Is Caste Politics returns in Gujarat?

In the late 1970s and 80s, Amitabh Bachchan’s bell-bottom pants were in trend. Twenty-five years later, they are back in trend again.
“Caste politics is something similar,” chuckles a veteran politician in the state. First, it was the Patidars. Then the Other Backward Communities jumped in. A fringe group of Brahmins, since long, has been seeking more political attention. And now, with the Dalits asserting themselves as a vote bank, identity politics may well be back in Gujarat.
Move over communal and development politics. If the political circus witnessed in Una in the last fortnight is any indication, Hindu ‘hriday samrat’ Narendra Modi’s decade of bringing all ‘Hindus’ together against ‘others’ may well be ending. Identity politics’ is the assertion of communities as a vote bank on the basis of their identity, which could be professional or interest-based. But in the Indian context, it is invariably caste-based.
The most prominent example is Shiv Sena rallying for native Maharashtrians. Census 2011 puts 7.1% of Gujarat’s population as SC and 17% as ST. The census also pegs 46% of Gujarat’s population as ‘urban’, but as per political pundits only 80 Assembly seats are the ones with urban populace. Further, they estimate that voters in only about 49 seats vote for the candidate or ideology and in as many as 131 seats vote singularly on the caste agenda.

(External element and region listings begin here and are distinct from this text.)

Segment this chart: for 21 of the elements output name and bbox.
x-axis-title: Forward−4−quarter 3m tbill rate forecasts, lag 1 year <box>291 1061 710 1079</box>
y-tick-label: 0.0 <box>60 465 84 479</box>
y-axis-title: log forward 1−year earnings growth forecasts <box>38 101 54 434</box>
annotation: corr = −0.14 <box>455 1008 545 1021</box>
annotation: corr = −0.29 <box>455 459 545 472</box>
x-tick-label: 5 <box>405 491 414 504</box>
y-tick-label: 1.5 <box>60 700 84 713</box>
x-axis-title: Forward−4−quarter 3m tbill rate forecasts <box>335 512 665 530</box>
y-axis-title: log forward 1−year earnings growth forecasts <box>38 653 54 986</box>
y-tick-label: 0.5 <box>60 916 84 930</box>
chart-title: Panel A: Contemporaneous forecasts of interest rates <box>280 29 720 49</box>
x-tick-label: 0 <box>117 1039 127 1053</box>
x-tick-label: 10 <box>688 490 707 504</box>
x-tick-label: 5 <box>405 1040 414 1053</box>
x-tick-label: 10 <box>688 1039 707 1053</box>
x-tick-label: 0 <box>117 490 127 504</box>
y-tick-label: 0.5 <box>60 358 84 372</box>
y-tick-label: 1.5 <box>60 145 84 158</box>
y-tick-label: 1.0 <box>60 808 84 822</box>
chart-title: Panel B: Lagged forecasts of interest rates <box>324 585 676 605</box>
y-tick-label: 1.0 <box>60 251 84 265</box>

Caste politics was the hallmark of Gujarat political discourse in the 80s when Madhavsinh Solanki ruled with unparalleled majority. The KHAM (Kshatriya, Harijan, Adivasi, Muslim) equation worked wonders for the party. Chimanbhai Patel and Keshubhai Patel were just about getting by, when Modi came along. He changed the mainstream discourse from caste to communal politics and introduced a new genre ‘development politics’. This gave BJP comfortable room to play.
In 2015, some low-key murmurs amongst Dalits started after being at the receiving end of the Patidar outrage. But, now that they are out as a decisive force, netas are alert – not to the plight of the marginalised community, but to the threat/opportunity of the vote bank
Meanwhile, a six-year-old entity ‘Thakore Sena’ made headlines last year, headed by an emerging leader Alpesh Thakore. He repeatedly thunders, “We will form the next government”. Thakore Sena claims to have a team of 27-28 lakh volunteers, spread across 9,500 villages in Gujarat. He rattles off numbers like another five-seven lakh volunteers in its SC-ST cell, and avows presence in 18,000 villages soon. He has a volunteer from each minor caste of the SC and ST, meaning he is bringing them together but only as a representative of their individual caste
‘Sauno saath, sauno vikas’ may have been the BJP’s official agenda, but most argue that caste politics was omnipresent. Caste differences were perhaps glossed over to establish the development image. The rise in Dalit atrocity cases and conviction rate of 3.92% is only a tip of a multi-tipped iceberg. Be that as it may, the communal discourse is still a tinderbox.
So what all are we bracing for ahead of the 2017 polls?